But the best of all is, I am not afraid to accept this blessing. I believe it is God, out of his inexpressible love, as Dr. Luther says, who has given it me, and I am not afraid He will think me too happy.
Before I had Dr. Luther for my confessor, I should never have known if it was to be a blessing or a curse; but now I am not afraid. A chain seems to have dropped from my heart, and a veil from my eyes, and I can call God Father, and take everything fearlessly from him.
And I know Gottfried feels the same. Since I never had a vocation for the higher religious life, it is an especial mercy for me to have found a religion which enables a very poor every-day maiden in the world to love God and to seek his blessing.
June.
Our mother has been full of little tender apologies to me this week, for having called Gottfried (Herr Reichenbach says I am to call him so) old, and bald, and little, and grave.
"You know, darling, I only meant I did not want you to accept him for our sakes. And after all, as you say, he is scarcely bald; and they say all men who think much lose their hair early; and I am sure it is no advantage to be always talking; and every one cannot be as tall as our Fritz and Christopher."

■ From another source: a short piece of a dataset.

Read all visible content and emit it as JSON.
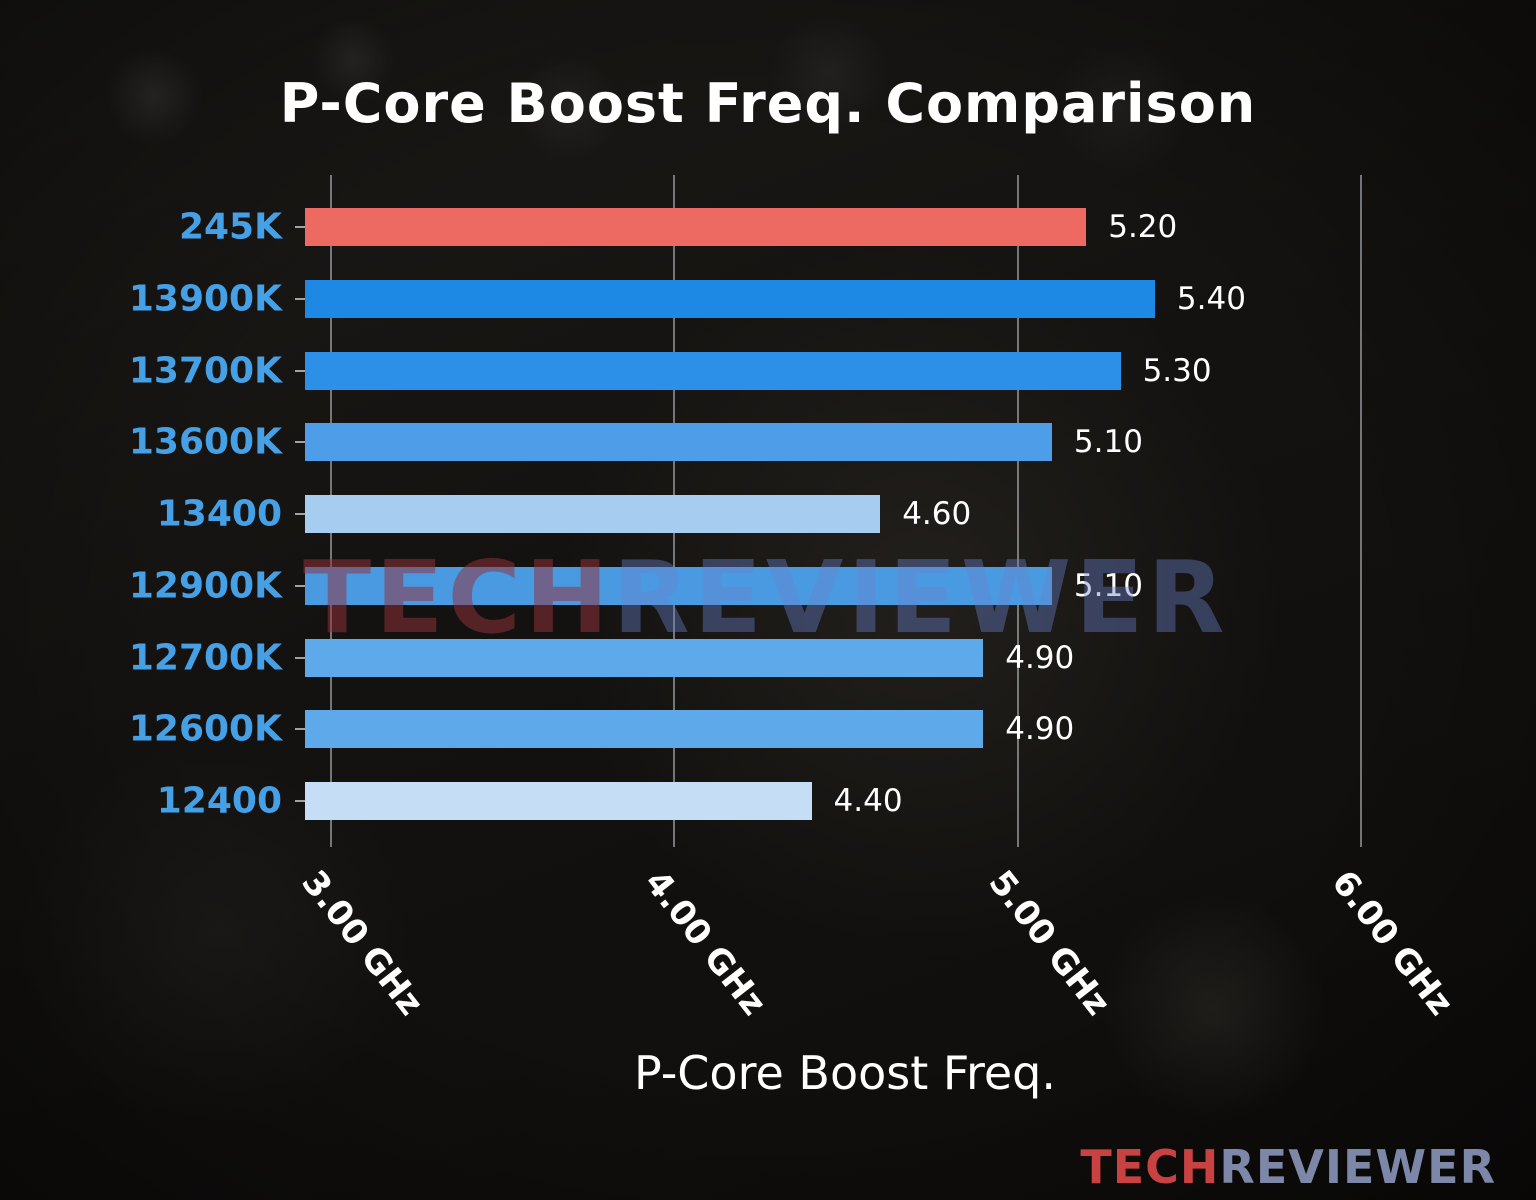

"And after all, dear mother," said the grandmother, "Elsè did not choose Herr Reichenbach for your sakes; but are you quite sure he did not choose Elsè for her father's sake? He was always so interested in the steam-pump!"
My mother and I are much cheered by seeing the quiet influence Herr Reichenbach seems to have over Christopher, whose companions and late hours have often caused us anxiety lately. Christopher is not distrustful of him, because he is no priest, and no great favourer of monks and convents; and he is not so much afraid about Christopher as we timid, anxious women were beginning to be. He thinks there is good metal in him; and he says the best ore cannot look like gold until it is fused. It is so difficult for us women, who have to watch from our quiet homes afar, to distinguish the glow of the smelting furnace from the glare of a conflagration.
Wittemberg, September, 1513.
This morning, Herr Reichenbach, Christopher, and Ulrich von Gersdorf (who is studying here for a time) came in full of excitement, from a discussion they had been hearing between Dr. Luther and some of the doctors and professors of Erfurt.